Hamburger Milliardenprojekt Olaf Scholz, der Immobilientycoon und die Angst um das Hochhaus

Stand: 29.10.2022 | Lesedauer: 7 Minuten

Von Hans-Martin Tillack
Chefreporter Investigation

Nach dem Korruptionsverdacht gegen den Milliardär René Benko tauchen jetzt Fragen zu der Rolle von Olaf Scholz bei dem milliardenteuren Elbtower-Projekt von Benko in Hamburg auf. Dort wächst die Furcht, dass die Stadt auf einer Bauruine sitzen bleibt. Am 8. Februar 2018 hatte Olaf Scholz seinen letzten großen Auftritt als Erster Bürgermeister von Hamburg. Kurz bevor der SPD-Politiker als Bundesfinanzminister nach Berlin wechselte, hinterließ er den Hamburgern noch ein Abschiedsgeschenk - eines, bei dem die Dankbarkeit in der Hansestadt nicht von allen geteilt wird.

Olaf Scholz stellt am 8. Februar 2018 das Hamburger Elbtower-Projekt von Investor René Benko vor
Quelle: picture alliance/dpa/Daniel Reinhardt

Was Scholz an diesem Donnerstag in Hamburg vorstellte, war der Zuschlag für den Bau des Elbtowers: einem Hochhaus, das mit seinen 245 Metern bei Fertigstellung der dritthöchste Wolkenkratzer der Republik sein wird. Schon der Bau von Hochhäusern an sich ist in der Hansestadt nicht jedermanns Geschmack. Aber was bei manchen noch größeren Widerwillen auslöste, war die Wahl des Bauherrn: die Signa-Gruppe des umstrittenen österreichischen Investors René Benko.

Für Scholz war die Entscheidung ein "großer Gewinn für unsere Stadt". Er versprach ein "elegantes und schönes Haus", entworfen von Stararchitekt David Chipperfield.
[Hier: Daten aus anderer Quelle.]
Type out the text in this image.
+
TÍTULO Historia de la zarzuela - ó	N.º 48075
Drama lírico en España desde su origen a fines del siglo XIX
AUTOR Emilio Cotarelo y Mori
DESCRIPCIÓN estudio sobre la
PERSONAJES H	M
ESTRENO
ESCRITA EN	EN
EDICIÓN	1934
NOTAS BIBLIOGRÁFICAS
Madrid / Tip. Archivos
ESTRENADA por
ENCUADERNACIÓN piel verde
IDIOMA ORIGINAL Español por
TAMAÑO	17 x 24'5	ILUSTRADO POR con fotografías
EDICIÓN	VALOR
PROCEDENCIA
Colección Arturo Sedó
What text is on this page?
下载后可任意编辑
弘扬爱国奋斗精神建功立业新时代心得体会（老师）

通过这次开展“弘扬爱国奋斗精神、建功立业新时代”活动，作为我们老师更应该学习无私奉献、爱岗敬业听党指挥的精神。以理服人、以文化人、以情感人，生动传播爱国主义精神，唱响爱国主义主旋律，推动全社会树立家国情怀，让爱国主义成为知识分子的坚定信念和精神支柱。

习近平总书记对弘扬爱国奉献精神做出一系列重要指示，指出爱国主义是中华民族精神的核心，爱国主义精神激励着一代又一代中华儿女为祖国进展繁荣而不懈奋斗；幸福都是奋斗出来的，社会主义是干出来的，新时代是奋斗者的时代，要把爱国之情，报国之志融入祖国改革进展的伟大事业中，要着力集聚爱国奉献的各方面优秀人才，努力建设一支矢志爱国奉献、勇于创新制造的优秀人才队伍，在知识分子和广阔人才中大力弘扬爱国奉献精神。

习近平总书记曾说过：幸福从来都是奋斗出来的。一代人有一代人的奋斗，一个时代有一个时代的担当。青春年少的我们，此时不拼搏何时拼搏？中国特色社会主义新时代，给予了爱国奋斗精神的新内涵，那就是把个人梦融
Und er unterstrich, wie finanzstark Benkos Gruppe sei und wie sehr man sie vertraglich zur Erfüllung ihrer Bauherrenpflichten gebunden habe: "Wir haben uns dort 15-mal abgesichert." Schon zuvor hatte der heutige Kanzler das Großprojekt mit seinem Namen verknüpft: "Die Menschen sollen sagen: Das hat Olaf Scholz gut gemacht" - so wurde er bereits 2017 zitiert.

Ob die Menschen das sagen werden, daran sind die Zweifel jüngst wieder gewachsen - und das nicht nur, weil die Immobilienwirtschaft angesichts steigender Baukosten und höherer Zinsen heute in eine düsterere Zukunft blickt als 2018. Sondern vor allem, weil österreichische Staatsanwälte vergangene Woche Büros der Benko-Gruppe in Innsbruck und Wien durchsuchen ließen. Der 45-jährige Selfmademan Benko, dem in Deutschland auch die Galeria-Kaufhäuser gehören, steht offenbar zum nunmehr dritten Mal unter Korruptionsverdacht.

Er soll einem hohen Beamten des Finanzministeriums in Wien einen gut dotierten Posten in Aussicht gestellt haben - und bei dem früheren Vertrauten des zeitweiligen Kanzlers Sebastian Kurz (ÖVP) zugleich um Hilfe bei einer Steuersache gebeten haben.

"Position eines Generalbevollmächtigten angeboten"

Es bestehe "der Verdacht", Benko habe dem Beamten "einen Vorteil", versprochen, indem er ihm "wiederholt die Position eines Generalbevollmächtigten der Signa Holding GmbH" angeboten habe, heißt es in einem Durchsuchungsbefehl der Zentralen Staatsanwaltschaft zur Verfolgung von Wirtschaftsstrafsachen und Korruption (WKStA) vom 11. Oktober 2022.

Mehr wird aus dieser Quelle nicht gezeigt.